Lo stesso Lucio Fontana approderà in Italia dall’Argentina con il suo Manifesto Blanco (1946) sotto il braccio, ridefinendo un’arte nuova, slegata dai canoni classici di pittura e scultura, in questo seguendo da vicino il Polimaterismo di Prampolini, pubblicato nel 1944 sulle suggestioni del Manifesto della Scultura Futurista di Boccioni, datato 1912, cui lo stresso Fontana tributerà la primogenitura delle sue intuizioni. Centrale poi la stagione del Bauhaus, condotto da artisti-docenti come Klee, Kandinskij, Itten, l’irrinunciabile Josef Albers, che formerà generazioni di artisti in America del calibro di Newman e Rauschenberg; Arshile Gorky che sarà la coscienza critica degli Irascibili, gli espressionisti astratti che domineranno la scena per decenni. E Francis Bacon esporrà per la prima volta nello spazio espositivo autogestito di Graham Sutherland. La storia dell’arte dei nostri tempi racconta come i passaggi epocali del Novecento siano stati guidati dalle opere e dai contributi teorici degli artisti, attualizzando un filo conduttore diretto tra il concepimento e la realizzazione dell’opera e il suo posizionamento critico-storiografico, in cui l’opera e l’artista sono autonomamente il centro della scena e non certo marginalizzati.

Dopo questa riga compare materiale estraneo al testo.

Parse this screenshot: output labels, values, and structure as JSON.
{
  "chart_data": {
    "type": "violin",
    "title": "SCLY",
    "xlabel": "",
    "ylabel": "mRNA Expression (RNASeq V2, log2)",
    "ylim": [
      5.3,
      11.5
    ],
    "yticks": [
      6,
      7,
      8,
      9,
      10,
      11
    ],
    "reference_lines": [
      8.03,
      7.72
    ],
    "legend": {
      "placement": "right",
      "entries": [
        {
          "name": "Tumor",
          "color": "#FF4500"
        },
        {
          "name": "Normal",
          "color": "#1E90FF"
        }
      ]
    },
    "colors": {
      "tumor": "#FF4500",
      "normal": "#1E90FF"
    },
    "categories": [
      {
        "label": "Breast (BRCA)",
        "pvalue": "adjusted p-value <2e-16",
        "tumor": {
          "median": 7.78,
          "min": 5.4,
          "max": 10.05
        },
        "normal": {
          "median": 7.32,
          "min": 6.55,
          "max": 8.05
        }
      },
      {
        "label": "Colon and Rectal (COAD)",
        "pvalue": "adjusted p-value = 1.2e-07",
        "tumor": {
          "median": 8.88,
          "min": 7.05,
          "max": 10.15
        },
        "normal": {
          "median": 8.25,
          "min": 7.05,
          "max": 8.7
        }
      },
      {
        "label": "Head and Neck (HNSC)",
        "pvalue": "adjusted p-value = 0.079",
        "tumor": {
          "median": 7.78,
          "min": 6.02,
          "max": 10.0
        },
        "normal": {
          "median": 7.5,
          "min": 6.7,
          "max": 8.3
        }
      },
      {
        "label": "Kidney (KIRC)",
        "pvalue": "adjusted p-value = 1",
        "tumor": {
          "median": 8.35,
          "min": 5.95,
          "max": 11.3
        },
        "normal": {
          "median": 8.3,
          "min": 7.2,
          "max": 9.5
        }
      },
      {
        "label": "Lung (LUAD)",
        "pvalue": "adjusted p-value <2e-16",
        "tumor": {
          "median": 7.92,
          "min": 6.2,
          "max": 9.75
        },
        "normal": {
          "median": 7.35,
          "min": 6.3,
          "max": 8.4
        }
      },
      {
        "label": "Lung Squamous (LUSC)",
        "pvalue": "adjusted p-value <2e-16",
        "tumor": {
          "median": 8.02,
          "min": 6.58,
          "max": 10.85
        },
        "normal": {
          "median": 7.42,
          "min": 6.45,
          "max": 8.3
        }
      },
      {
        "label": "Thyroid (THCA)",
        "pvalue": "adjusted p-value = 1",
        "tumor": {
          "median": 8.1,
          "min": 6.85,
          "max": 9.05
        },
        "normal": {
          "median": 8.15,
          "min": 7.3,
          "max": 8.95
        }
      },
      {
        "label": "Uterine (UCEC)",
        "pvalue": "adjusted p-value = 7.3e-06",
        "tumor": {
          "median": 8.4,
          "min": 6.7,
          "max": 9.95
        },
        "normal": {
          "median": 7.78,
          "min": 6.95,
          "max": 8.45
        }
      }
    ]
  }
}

La critica tout court ha naturalmente svolto un ruolo, ma oggettivamente complementare e quindi non concorrente. Ma anche trattando dell’attività dei grandi galleristi, le due mostre potenzialmente seminali, per l’attuale orientamento – anche mercantile – contemporaneo sono probabilmente Arte abitabile, del giugno 1966, realizzata a Torino dal visionario Gian Enzo Sperone e Fuoco Immagine Acqua Terra, del giugno del 1967, concepita a Roma da Fabio Sargentini, entrambe precedenti alla stagione critica “militante” inaugurata da Celant e Bonito Oliva. Critica non certo considerata benevolmente nemmeno dai grandi pensatori del Novecento, se Hans Georg Gadamer – con Baudrillard, Virilio, Debord, Reale, Clair, Lipovetsky, Perniola e molti altri – ultracentenaria coscienza filosofica del Novecento, già allievo di Martin Heidegger, in un’intervista di Klaus Davi del 1987, si esprimerà con molta durezza: “Temo che la critica non mai stata in grado di comprendere veramente l’arte”, amplificando il pensiero di uno dei suoi allievi, Gottfried Boehm, convinto che: “I critici non sappiano fare altro che imporre un loro codice interpretativo, rigido e deterministico, distorcendo, se non proprio deturpando, i significati delle opere che pretendono di criticare”.

L’opera vive una vita propria che le deriva direttamente dal suo essere creazione, e separa il tempo del prima da quello del poi, come del resto sanno tutti, naturalmente.